The cases in which we introduce quadratic complexity are when resize is used to repeatedly grow a string gradually (e.g. in a loop) - the current code will grow exponentially and take O(N) time in resize whereas the new code will grow precisely and take O(N^2) time in resize, where N is the final size of the string. An example of manual amortized growth using reserve is here:
void StringResizeAmortized(std::string& s, size_t new_size) { const size_t cap = s.capacity(); if (new_size > cap) { // Make sure to always grow by at least a factor of 2x. s.reserve(std::max(new_size, 2 * cap)); } s.resize(new_size); }
Note also that reserve already uses precise growth rather than exponential growth, and the standard does not explicitly define the complexity of either reserve or resize - reference.

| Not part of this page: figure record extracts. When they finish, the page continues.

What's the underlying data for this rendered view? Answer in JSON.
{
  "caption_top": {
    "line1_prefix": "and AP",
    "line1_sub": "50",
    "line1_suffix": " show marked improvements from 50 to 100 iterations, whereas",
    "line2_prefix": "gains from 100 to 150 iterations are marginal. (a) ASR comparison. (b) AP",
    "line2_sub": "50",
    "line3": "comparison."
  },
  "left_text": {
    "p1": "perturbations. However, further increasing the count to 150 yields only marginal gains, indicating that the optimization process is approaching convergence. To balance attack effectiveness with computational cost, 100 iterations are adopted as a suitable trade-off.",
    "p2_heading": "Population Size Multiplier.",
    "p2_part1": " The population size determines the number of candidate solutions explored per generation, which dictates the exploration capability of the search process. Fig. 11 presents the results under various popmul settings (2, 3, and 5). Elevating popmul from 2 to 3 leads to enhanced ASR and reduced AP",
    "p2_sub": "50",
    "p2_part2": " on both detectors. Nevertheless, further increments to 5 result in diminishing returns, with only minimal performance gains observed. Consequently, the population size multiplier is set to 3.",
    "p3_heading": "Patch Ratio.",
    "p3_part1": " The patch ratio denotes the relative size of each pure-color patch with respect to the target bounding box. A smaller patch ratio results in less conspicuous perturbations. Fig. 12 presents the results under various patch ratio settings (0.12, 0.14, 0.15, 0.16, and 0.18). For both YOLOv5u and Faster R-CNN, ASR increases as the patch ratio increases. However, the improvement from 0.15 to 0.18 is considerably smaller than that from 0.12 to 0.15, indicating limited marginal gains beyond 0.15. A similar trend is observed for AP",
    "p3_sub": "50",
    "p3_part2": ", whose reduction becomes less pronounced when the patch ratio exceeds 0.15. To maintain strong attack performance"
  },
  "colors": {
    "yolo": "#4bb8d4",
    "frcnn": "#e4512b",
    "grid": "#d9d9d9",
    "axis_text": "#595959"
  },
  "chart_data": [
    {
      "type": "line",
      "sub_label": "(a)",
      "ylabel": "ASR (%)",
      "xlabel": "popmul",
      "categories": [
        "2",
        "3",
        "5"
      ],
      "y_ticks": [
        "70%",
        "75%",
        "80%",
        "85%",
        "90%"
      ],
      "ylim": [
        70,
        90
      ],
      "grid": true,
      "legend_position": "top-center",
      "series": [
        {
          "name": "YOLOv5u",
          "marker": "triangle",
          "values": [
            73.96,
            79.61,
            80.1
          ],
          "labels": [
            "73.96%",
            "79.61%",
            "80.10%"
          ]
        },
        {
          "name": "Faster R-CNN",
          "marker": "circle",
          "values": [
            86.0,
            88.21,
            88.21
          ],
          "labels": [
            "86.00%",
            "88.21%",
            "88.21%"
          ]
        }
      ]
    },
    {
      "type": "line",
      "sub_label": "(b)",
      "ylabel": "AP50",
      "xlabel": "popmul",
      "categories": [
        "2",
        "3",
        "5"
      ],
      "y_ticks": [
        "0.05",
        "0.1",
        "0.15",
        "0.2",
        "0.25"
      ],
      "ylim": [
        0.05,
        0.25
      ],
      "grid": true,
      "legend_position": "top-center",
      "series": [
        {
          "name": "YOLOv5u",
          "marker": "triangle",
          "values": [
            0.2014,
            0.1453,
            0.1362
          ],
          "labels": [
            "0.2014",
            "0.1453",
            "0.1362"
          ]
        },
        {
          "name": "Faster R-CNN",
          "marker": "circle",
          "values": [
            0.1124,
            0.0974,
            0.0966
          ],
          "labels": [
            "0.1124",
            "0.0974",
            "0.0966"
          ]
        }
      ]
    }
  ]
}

Evidence that this issue is rare:
Load tests for a large internal workload were neutral in CPU after fixing just one case of newly quadratic behavior to use push_back/append.
We have also run all Google tests (>1 million) on our internal repository (hundreds of millions of lines of C++ code), and we found only 7 cases in which code became quadratic and needed to be fixed in order to avoid test timeouts. Without exception, these cases were all in library code that provided append-like functionality but was implemented using resize/__resize_default_init rather than append.
Based on this evidence, we expect that usage of std::string::resize that noticeably regresses would also be very rare in other codebases.
Implementation notes:
We make these changes directly inside resize/__resize_default_init rather than inside __grow_by/__grow_by_and_replace (which are also called by push_back/append) because push_back is required to have amortized constant complexity (reference), and in general, append usage seems more likely to benefit from amortized constant complexity even though it is not required by the standard to have this complexity (e.g. see above test failures due to append-like APIs being used to repeatedly grow strings).
Can you add a libc++ specific test (under libcxx/test/libcxx) to check this new behavior?